Take a look at the result. Note that there is a gap in GLBP_CHITH - what is the corresponding sequence of GLB7_CHITH? This is an authentic example! (nature truly is fascinating...) If you don't believe me, retrieve the original database entries for GLBP_CHITH and GLB7_CHITH from the SWISS-PROT database.
Now try a local alignment of the same two sequences, using the LALIGN service instead. Compare the output with that of ALIGN. You will get the ten best-scoring local alignments, sorted by decreasing similarity score. Instead of LALIGN, you can also try the SIM alignment tool for protein sequences, or the ACNUC/LFasta tool for nucleic acid sequences.
Repeat the above procedure, using ALIGN and LALIGN (or SIM or ACNUC/LFasta) on the following pairs of protein and nucleotide sequences. Below, sequences in FASTA format are included as links to local files.

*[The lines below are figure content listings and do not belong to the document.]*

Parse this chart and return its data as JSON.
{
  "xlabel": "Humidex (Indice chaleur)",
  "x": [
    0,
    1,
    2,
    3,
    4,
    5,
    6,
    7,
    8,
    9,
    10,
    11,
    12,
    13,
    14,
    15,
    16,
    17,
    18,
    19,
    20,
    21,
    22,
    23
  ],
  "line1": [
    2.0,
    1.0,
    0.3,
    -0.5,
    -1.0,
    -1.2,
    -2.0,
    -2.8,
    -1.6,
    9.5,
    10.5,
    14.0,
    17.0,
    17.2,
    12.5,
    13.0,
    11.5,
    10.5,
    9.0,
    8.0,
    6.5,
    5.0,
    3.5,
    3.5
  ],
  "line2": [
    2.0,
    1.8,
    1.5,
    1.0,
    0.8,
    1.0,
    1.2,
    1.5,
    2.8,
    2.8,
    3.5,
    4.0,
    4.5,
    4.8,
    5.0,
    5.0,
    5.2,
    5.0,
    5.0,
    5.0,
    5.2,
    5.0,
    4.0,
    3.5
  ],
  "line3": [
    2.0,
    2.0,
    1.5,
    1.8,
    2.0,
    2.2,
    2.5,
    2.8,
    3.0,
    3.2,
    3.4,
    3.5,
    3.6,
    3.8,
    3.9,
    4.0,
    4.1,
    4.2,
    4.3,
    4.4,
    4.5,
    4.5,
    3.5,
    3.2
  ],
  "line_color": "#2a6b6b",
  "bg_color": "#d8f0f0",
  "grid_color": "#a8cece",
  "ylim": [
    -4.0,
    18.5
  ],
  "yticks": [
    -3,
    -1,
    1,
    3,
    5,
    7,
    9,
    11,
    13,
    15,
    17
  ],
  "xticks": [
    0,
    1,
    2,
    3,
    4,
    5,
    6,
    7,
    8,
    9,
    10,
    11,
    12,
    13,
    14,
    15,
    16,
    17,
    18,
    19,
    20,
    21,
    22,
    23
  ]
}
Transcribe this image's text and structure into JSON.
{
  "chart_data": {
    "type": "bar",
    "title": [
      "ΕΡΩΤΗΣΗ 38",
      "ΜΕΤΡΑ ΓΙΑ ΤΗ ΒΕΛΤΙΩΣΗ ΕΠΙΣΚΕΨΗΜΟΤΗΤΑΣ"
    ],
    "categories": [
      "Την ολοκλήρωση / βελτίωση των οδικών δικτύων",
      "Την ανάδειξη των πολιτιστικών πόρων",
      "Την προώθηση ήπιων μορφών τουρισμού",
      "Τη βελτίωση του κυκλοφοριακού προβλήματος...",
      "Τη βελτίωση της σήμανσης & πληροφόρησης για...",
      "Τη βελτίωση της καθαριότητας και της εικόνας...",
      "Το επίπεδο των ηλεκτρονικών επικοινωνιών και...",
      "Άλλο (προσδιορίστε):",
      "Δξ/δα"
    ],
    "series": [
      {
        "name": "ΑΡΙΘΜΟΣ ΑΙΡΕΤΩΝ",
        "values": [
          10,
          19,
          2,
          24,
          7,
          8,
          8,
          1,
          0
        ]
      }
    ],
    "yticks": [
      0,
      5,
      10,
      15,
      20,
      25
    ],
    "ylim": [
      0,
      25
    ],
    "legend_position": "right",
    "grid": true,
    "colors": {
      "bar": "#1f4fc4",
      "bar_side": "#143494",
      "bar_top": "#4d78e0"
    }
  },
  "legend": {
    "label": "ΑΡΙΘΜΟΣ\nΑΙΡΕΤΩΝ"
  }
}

At the SIM and ACNUC/LFasta servers, you can set the gap penalties, and at SIM you also have a choice between a number of PAM and BLOSUM substitution matrices. Try to repeat some of the local alignments you have just made while varying these alignment parameters. Observe how the alignment length and % identity of the local alignments depends upon the matrix entropy. Tip: In order to avoid getting drowned in output, you can set the number of alignments to be computed to only 1.